ELI5 · How computers work

Recursion.

Nesting dolls: solve a problem by doing the same smaller version of it, until one is tiny enough to answer outright.

Picture a set of Russian nesting dolls. To open the whole set you open one doll, which reveals a smaller doll, which you open to reveal a smaller one still — the same action, repeated on something smaller each time, until you reach the tiny solid doll that does not open.

Recursion is a function that solves a problem by calling itself on a smaller piece of the same problem. It keeps shrinking the job until it hits a case small enough to answer directly — the “base case” — then builds the full answer back up.

  1. Open this.
    1

    A big problem. The trick: it contains a smaller version of the very same problem.

  2. 2

    So do the same job — on the smaller piece.

  3. 3

    Each step stacks up, waiting, as the problem gets smaller and smaller.

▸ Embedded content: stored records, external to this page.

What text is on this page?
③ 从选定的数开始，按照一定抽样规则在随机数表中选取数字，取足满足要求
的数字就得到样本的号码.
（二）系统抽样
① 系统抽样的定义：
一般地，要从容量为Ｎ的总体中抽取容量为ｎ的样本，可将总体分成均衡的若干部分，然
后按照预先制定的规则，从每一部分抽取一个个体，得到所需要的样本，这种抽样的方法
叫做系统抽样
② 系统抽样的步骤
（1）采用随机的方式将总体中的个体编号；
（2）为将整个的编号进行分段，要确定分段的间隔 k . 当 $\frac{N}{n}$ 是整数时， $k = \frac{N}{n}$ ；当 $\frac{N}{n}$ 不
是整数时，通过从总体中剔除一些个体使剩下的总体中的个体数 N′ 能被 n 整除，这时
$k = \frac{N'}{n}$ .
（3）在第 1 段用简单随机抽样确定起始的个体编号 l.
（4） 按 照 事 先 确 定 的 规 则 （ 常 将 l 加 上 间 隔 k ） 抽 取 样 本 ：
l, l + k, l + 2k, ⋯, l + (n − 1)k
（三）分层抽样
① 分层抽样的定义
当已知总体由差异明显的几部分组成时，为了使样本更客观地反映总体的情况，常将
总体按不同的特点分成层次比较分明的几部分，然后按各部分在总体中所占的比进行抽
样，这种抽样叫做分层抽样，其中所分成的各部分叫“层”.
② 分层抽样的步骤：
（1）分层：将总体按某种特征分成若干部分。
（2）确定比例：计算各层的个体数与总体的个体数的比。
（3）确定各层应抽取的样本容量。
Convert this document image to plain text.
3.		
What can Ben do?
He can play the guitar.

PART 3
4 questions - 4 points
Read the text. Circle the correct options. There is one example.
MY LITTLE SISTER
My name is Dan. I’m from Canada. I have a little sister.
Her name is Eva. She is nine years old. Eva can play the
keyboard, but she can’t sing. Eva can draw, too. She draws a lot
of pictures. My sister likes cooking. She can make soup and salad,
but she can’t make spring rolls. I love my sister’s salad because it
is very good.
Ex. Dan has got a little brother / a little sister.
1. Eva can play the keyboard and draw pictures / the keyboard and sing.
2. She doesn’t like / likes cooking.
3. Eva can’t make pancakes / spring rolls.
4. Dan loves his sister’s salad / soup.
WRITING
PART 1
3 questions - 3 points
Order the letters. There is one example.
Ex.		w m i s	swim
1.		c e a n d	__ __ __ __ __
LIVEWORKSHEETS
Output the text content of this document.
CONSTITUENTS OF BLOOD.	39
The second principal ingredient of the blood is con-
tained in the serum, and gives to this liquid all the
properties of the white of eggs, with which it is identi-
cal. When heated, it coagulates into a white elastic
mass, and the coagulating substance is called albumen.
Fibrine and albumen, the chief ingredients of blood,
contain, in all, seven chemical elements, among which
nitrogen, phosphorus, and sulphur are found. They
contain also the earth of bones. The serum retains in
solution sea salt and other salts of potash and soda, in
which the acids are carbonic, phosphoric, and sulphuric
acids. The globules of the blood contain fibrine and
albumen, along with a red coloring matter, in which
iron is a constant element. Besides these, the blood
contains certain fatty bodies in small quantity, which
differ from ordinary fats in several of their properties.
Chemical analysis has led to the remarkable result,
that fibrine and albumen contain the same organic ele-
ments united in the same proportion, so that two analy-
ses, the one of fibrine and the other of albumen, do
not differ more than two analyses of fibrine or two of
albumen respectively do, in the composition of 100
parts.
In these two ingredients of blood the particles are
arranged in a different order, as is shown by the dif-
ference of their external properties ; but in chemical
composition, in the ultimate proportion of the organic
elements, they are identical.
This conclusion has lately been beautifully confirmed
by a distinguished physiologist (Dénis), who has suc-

  4. This one I just know.
    base case
    4

    Until the smallest case, simple enough to answer outright — the base case.

  5. 5

    Now the answers travel back up, each step finishing once the piece below it is solved.

  6. Uh oh — no bottom.
    6

    Forget the base case and it never stops — it just shrinks forever (stack overflow).

The same job, on a smaller piece each time, until a base case stops it.

The two parts every recursion needs

Every recursive solution has two pieces: a base case that can be answered without recursing, and a recursive step that does a little work and then calls itself on something smaller. Miss the base case and it runs forever; fail to shrink the problem and it never reaches the base case.

Why a deep recursion can crash

Each call waits for the one below it, and each waiting call takes a little memory (a stack frame). Go too deep and that stack runs out of room — the famous “stack overflow.” Problems that nest very deep are often rewritten as a loop, which keeps the same idea without piling up frames.